One of the most wonderfully creative artists in San Diego has a little-known studio downtown. His name is James Watts.
I blogged about my first visit to his amazing studio several years ago here.
Today I was walking home after a long adventure (many blogs coming up) when I saw his studio door was open. And there he was working away! Hammering at flat pieces of printed aluminum, making colorful storytelling blocks!
What are storytelling blocks? They feature images from human experience on different sides–such as night on one side and day on the other. You can flip them any which way, then insert them into a wooden box with fixed compartments! These visual stories are like small treasures or keepsakes. Dreamlike, they are open to interpretation.
He also showed me his Box of Yes and No (that uses words from different languages and a couple of eyeballs) and a shelf full of storytelling cubes.

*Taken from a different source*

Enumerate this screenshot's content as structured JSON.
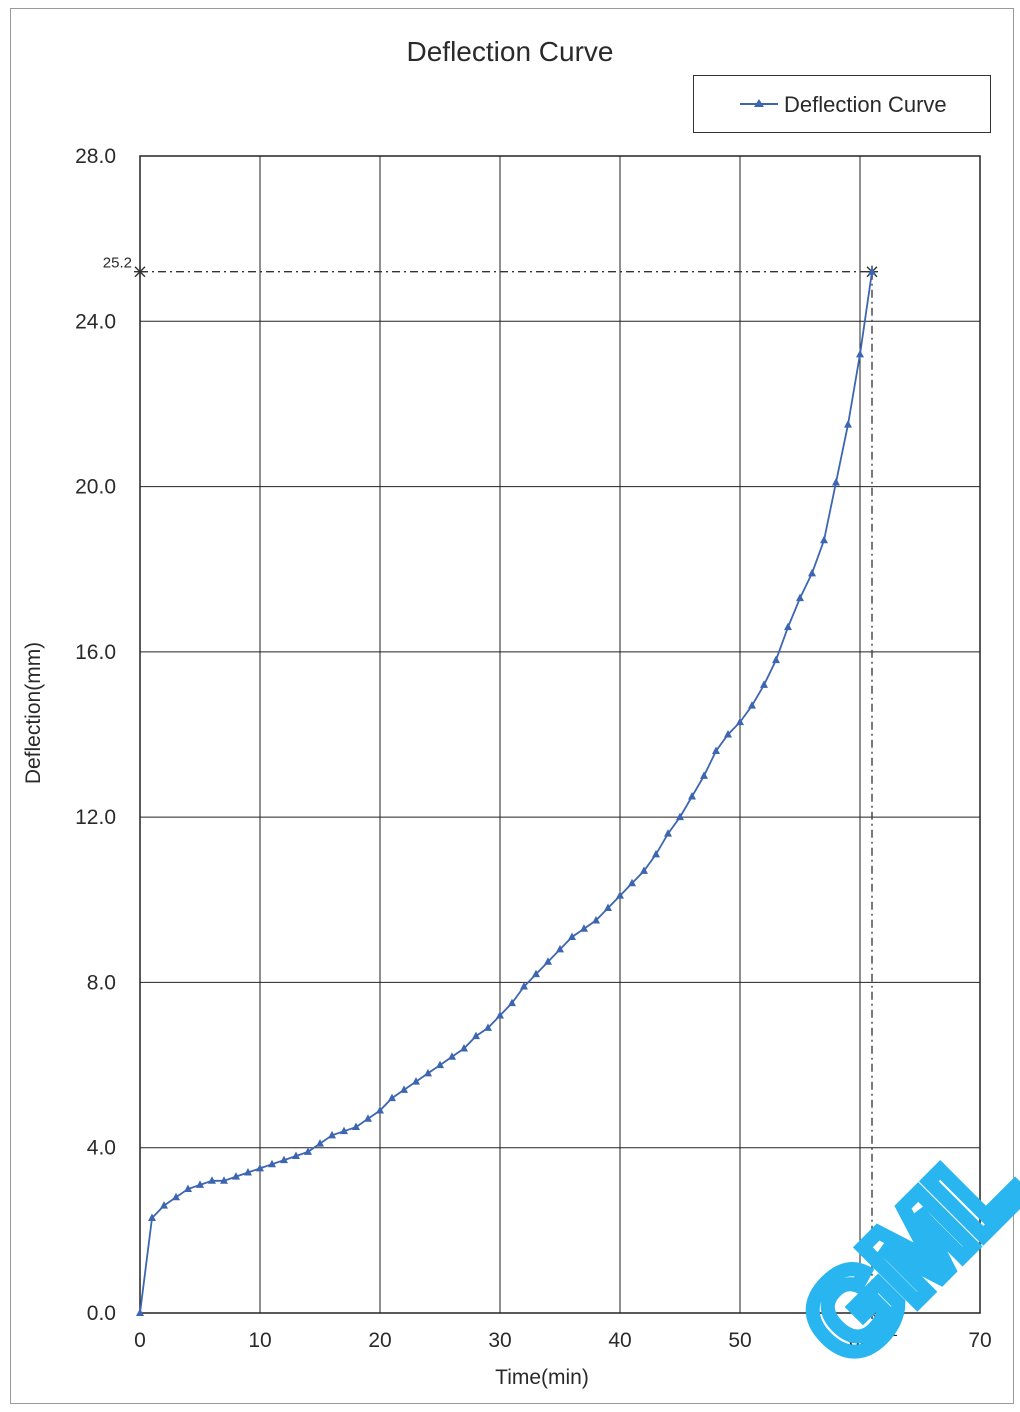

Plus lots of other cool artwork!
His fantastic Frankenstein monster that debuted earlier this year is so cool it’s coming up separately on my next blog post!
I love the unlimited energy and joy of life that flows from James Watts’ hands. His art is primarily about storytelling. His studio is also filled with large sculptures based on Japanese kokeshi. The sculptures creatively depict Don Quixote, Prometheus, Jonah, Pandora, Joan of Arc, and a whole host of diverse characters from literature.
He told me some of his storytelling pieces will be in a future exhibition at the Oceanside Museum of Art. So you might be getting a little bit of a preview here!